Political principles, instead of practical interests, have overwhelmed economic rules. As a result, the previous win-win China-EU ties based on mutual benefit were dragged into a zero-sum mentality, Cui noted.
While calling for the cancelation of restrictions on Chinese firms, experts said the two sides should find more common ground and overlapping fields where both sides want to promote cooperation.
There is huge room for cooperation in sustainable development, green finance, digital economy, multilateral cooperation and global governance, Zhao Ping, vice president of the CCPIT Academy, said at the press conference.
“We hope that the EU will continue to improve its business environment and that foreign-invested enterprises will play a bigger role in boosting economic growth and job creation in the EU, thus creating broader space for China-EU cooperation. There is no geopolitical conflict or fundamental conflict of interests between China and the EU,” Zhao noted.

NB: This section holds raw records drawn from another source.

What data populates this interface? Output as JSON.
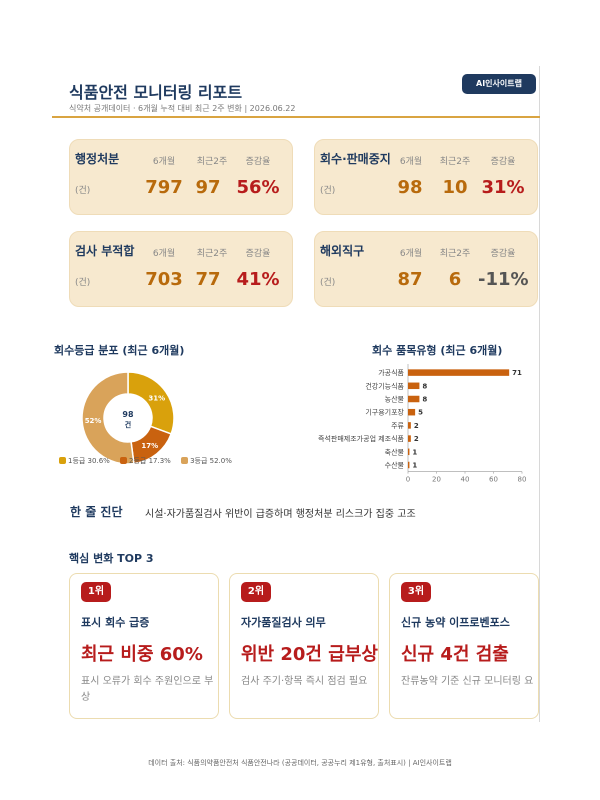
{
  "header": {
    "title": "식품안전 모니터링 리포트",
    "subtitle": "식약처 공개데이터 · 6개월 누적 대비 최근 2주 변화 | 2026.06.22",
    "badge": "AI인사이트랩"
  },
  "kpis": [
    {
      "title": "행정처분",
      "h1": "6개월",
      "h2": "최근2주",
      "h3": "증감율",
      "unit": "(건)",
      "v6m": "797",
      "v2w": "97",
      "rate": "56%",
      "rate_color": "#b71c1c"
    },
    {
      "title": "회수·판매중지",
      "h1": "6개월",
      "h2": "최근2주",
      "h3": "증감율",
      "unit": "(건)",
      "v6m": "98",
      "v2w": "10",
      "rate": "31%",
      "rate_color": "#b71c1c"
    },
    {
      "title": "검사 부적합",
      "h1": "6개월",
      "h2": "최근2주",
      "h3": "증감율",
      "unit": "(건)",
      "v6m": "703",
      "v2w": "77",
      "rate": "41%",
      "rate_color": "#b71c1c"
    },
    {
      "title": "해외직구",
      "h1": "6개월",
      "h2": "최근2주",
      "h3": "증감율",
      "unit": "(건)",
      "v6m": "87",
      "v2w": "6",
      "rate": "-11%",
      "rate_color": "#555555"
    }
  ],
  "sections": {
    "donut_title": "회수등급 분포 (최근 6개월)",
    "bar_title": "회수 품목유형 (최근 6개월)",
    "diag_label": "한 줄 진단",
    "diag_text": "시설·자가품질검사 위반이 급증하며 행정처분 리스크가 집중 고조",
    "top3_title": "핵심 변화 TOP 3"
  },
  "chart_data": [
    {
      "type": "pie",
      "title": "회수등급 분포 (최근 6개월)",
      "center_value": "98",
      "center_unit": "건",
      "slices": [
        {
          "name": "1등급",
          "value": 30.6,
          "label": "31%",
          "legend": "1등급 30.6%",
          "color": "#d9a10c"
        },
        {
          "name": "2등급",
          "value": 17.3,
          "label": "17%",
          "legend": "2등급 17.3%",
          "color": "#c9620f"
        },
        {
          "name": "3등급",
          "value": 52.0,
          "label": "52%",
          "legend": "3등급 52.0%",
          "color": "#d9a35a"
        }
      ]
    },
    {
      "type": "bar",
      "orientation": "horizontal",
      "title": "회수 품목유형 (최근 6개월)",
      "categories": [
        "가공식품",
        "건강기능식품",
        "농산물",
        "기구용기포장",
        "주류",
        "즉석판매제조가공업 제조식품",
        "축산물",
        "수산물"
      ],
      "values": [
        71,
        8,
        8,
        5,
        2,
        2,
        1,
        1
      ],
      "xlim": [
        0,
        80
      ],
      "xticks": [
        0,
        20,
        40,
        60,
        80
      ],
      "color": "#c9620f"
    }
  ],
  "cards": [
    {
      "rank": "1위",
      "title": "표시 회수 급증",
      "big": "최근 비중 60%",
      "desc": "표시 오류가 회수 주원인으로 부상"
    },
    {
      "rank": "2위",
      "title": "자가품질검사 의무",
      "big": "위반 20건 급부상",
      "desc": "검사 주기·항목 즉시 점검 필요"
    },
    {
      "rank": "3위",
      "title": "신규 농약 이프로벤포스",
      "big": "신규 4건 검출",
      "desc": "잔류농약 기준 신규 모니터링 요"
    }
  ],
  "footer": "데이터 출처: 식품의약품안전처 식품안전나라 (공공데이터, 공공누리 제1유형, 출처표시) | AI인사이트랩"
}
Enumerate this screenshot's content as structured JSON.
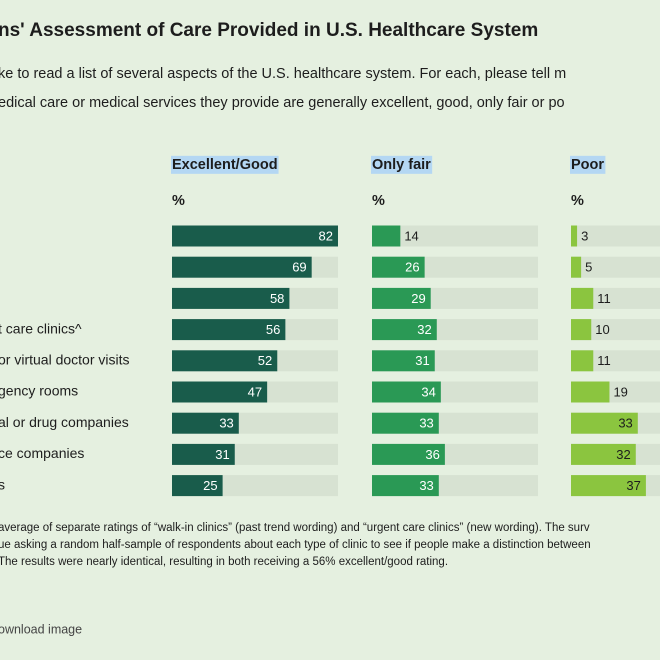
{
  "chart_data": {
    "type": "bar",
    "title": "ns' Assessment of Care Provided in U.S. Healthcare System",
    "subtitle": [
      "ke to read a list of several aspects of the U.S. healthcare system. For each, please tell m",
      "edical care or medical services they provide are generally excellent, good, only fair or po"
    ],
    "unit_label": "%",
    "categories": [
      null,
      null,
      null,
      "t care clinics^",
      "or virtual doctor visits",
      "gency rooms",
      "al or drug companies",
      "ce companies",
      "s"
    ],
    "series": [
      {
        "name": "Excellent/Good",
        "color": "#195c4b",
        "values": [
          82,
          69,
          58,
          56,
          52,
          47,
          33,
          31,
          25
        ]
      },
      {
        "name": "Only fair",
        "color": "#2a9955",
        "values": [
          14,
          26,
          29,
          32,
          31,
          34,
          33,
          36,
          33
        ]
      },
      {
        "name": "Poor",
        "color": "#8bc53f",
        "values": [
          3,
          5,
          11,
          10,
          11,
          19,
          33,
          32,
          37
        ]
      }
    ],
    "xlim": [
      0,
      82
    ],
    "footnote": [
      " average of separate ratings of “walk-in clinics” (past trend wording) and “urgent care clinics” (new wording). The surv",
      "ue asking a random half-sample of respondents about each type of clinic to see if people make a distinction between",
      "The results were nearly identical, resulting in both receiving a 56% excellent/good rating."
    ],
    "download": "ownload image"
  }
}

The survey indicates that if the review is relaxed, 28.7 percent of the respondents will expand investment in the EU. If the China-EU Comprehensive Agreement on Investment is ratified and implemented, 40.87 percent of Chinese companies would increase their investment in EU market.
Analysts stressed the importance of healthy China-EU relations, which go beyond the bilateral scope and have global significance.
“Despite current challenges and uncertainties, China and the EU should hold hands firmly in the traditional trade area, which is also an essential issue for the bloc,” Cui said, noting that with the Chinese economy back on the recovery track in the post-COVID era, the huge market is becoming more appealing for European firms.
In 2022, China-EU trade in goods totaled $847.3 billion, up 2.4 percent year-on-year. A total of $7 billion in Chinese investment flowed into the EU in 2022, making the cumulated investment exceed $102.9 billion, official data showed.